L’Uomo Vitruviano di Leonardo, il Tar del Lazio sospende il prestito al Louvre. Mibact: “Scelta incomprensibile”

Tenendo conto dell'apertura della mostra parigina, prevista per il 24 ottobre, il tribunale amministrativo ha deciso di anticipare la discussione in camera di consiglio, annunciata per lo stesso giorno, al 16 ottobre. Protesta il ministero della Cultura: "Lo scambio era già stato autorizzato"

L’Uomo Vitruviano di Leonardo da Vinci non andrà al Louvre. Almeno per ora. Dopo il ricorso presentato da Italia Nostra, il Tar del Lazio ha sospeso il prestito al museo parigino del prezioso foglio vinciano conservato nelle Gallerie dell’Accademia di Venezia. Tenendo conto dell’apertura della mostra parigina, prevista per il 24 ottobre, il tribunale amministrativo ha deciso di anticipare la discussione in camera di consiglio, annunciata proprio per il 24, al 16 ottobre. Il via libera al prestito era stata dato del direttore delle Gallerie dell’Accademia Giulio Manieri Elia in occasione delle celebrazioni per i 500 anni dalla morte dell’artista italiano. “Il trasferimento è illegittimo”, aveva detto Lidia Fersuoch, presidente della sezione veneziana della onlus.

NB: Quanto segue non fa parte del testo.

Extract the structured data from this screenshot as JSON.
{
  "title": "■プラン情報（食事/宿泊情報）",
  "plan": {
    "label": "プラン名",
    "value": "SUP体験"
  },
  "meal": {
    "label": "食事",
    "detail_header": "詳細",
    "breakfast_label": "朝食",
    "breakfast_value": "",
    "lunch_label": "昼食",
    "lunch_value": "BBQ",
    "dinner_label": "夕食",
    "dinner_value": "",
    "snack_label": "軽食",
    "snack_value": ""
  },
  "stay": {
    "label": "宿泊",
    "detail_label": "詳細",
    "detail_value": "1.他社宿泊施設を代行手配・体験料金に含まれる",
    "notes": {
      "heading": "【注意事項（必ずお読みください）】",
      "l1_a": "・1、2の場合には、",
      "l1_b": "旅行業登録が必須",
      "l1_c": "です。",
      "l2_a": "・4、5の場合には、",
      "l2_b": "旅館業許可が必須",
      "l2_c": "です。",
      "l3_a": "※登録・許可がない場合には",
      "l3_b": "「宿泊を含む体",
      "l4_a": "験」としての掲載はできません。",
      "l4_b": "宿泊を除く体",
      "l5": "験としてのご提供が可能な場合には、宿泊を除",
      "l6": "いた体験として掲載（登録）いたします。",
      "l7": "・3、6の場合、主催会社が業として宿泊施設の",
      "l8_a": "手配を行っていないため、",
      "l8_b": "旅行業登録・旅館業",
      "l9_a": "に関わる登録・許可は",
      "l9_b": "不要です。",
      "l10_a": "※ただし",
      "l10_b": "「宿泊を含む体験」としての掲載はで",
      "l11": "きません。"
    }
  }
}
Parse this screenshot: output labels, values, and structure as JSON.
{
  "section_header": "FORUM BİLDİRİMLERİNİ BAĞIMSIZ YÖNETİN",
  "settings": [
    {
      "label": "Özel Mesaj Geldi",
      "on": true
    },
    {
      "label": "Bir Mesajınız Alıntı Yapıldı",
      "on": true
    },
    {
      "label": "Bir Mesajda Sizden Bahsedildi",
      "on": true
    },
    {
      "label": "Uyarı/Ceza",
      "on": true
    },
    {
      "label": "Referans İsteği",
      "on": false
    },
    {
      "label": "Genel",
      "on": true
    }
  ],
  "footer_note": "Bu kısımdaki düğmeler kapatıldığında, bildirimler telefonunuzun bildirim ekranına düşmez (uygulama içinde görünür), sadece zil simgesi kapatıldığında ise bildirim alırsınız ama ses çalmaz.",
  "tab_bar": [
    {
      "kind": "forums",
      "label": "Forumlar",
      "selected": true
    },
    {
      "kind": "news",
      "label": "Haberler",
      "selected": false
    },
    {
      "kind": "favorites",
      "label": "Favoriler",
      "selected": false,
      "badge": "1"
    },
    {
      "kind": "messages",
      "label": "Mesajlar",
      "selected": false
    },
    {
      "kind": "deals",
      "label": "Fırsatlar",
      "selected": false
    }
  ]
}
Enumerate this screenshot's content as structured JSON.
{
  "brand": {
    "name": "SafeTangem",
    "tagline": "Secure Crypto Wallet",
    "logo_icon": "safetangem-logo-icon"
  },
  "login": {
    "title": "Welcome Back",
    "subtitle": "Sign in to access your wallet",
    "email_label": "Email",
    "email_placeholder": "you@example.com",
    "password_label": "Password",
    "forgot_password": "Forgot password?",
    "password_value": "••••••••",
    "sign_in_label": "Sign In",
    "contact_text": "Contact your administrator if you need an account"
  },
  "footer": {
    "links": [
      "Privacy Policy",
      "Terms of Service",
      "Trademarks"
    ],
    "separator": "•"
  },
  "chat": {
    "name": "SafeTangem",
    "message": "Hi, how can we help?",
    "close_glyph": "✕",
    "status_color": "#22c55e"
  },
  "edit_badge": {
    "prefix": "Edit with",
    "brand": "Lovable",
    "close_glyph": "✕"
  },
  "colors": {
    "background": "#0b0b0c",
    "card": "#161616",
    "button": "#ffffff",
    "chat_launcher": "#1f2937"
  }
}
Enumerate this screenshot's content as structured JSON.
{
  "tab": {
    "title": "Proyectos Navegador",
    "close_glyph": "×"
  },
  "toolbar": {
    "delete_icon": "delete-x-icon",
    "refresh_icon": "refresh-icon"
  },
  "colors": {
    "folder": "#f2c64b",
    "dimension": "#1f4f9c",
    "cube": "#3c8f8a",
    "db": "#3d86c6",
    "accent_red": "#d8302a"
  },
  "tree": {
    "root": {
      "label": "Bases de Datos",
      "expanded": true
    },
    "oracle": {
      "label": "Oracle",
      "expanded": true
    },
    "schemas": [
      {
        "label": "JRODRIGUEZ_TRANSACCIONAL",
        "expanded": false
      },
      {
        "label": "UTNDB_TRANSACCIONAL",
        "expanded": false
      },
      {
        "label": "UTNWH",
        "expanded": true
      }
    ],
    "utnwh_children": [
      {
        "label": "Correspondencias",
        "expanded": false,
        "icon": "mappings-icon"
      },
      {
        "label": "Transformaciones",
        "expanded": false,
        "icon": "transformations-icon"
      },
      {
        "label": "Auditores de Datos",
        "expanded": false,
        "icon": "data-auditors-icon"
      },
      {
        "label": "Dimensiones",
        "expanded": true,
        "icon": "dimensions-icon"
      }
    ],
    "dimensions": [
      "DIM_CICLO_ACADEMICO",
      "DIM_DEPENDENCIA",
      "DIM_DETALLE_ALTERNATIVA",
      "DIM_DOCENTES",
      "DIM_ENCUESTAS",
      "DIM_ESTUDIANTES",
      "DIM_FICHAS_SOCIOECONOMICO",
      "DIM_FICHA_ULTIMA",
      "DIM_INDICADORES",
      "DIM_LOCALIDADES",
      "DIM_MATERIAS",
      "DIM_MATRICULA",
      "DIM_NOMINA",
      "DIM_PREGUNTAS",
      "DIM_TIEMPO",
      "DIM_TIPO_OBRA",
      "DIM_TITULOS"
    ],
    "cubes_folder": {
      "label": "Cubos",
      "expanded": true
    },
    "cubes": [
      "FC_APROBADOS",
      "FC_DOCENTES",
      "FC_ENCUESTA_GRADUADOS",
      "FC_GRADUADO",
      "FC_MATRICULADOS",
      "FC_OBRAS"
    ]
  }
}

Secondo il Mibact, la sospensione del prestito è una “scelta incomprensibile”. “L’accordo firmato a Parigi”, si legge in una nota del ministero, “è stato esclusivamente il riconoscimento da parte dei ministri di decisioni e atti tutti presi, per parte italiana, dai competenti uffici tecnici. Il prestito di ogni opera italiana risultava già autorizzato al momento della sottoscrizione dell’accordo che prevede, peraltro, che lo scambio di opere avvenga secondo le specifiche prescrizioni di tutela dettate dai singoli musei”. che nell’udienza del 16 ottobre “tutto questo emergerà con assoluta chiarezza e trasparenza”. Lo stop imposto dal Tar divide anche la politica. Di “brutta pagina per giustizia e cultura con due Paesi simbolo dell’arte come Italia e Francia bloccati dalla burocrazia” parlano i renziani di Italia Viva, mentre Fratelli d’Italia esprime soddisfazione parlando di “schiaffo al ministro Franceschini e ai cantori di quel mondialismo, che punta a recidere le nostre radici e la nostra identità”.

L’accordo per l’esposizione del celebre disegno vinciano, suggellato a Parigi dalla firma del Memorandum di partenariato Italia-Francia tra il ministro della Cultura e del Turismo Dario Franceschini e il suo omologo Franck Riester, prevedeva che l’Uomo vitruviano restasse Oltralpe per otto settimane, per poi rientrare nel caveau delle Gallerie di Venezia, dove tornerà al buio per essere preservato. L’accordo con il museo di Parigi, che celebrerà Leonardo con una mostra dal 24 ottobre al 24 febbraio, prevedeva che alcune opere custodite in Italia, tra cui il fragile disegno a penna e inchiostro risalente al 1490, fossero prestate alla Francia, mentre alle Scuderie del Quirinale, a Roma, invece, era previsto l’arrivo di alcune opere di Raffaello custodite Oltralpe.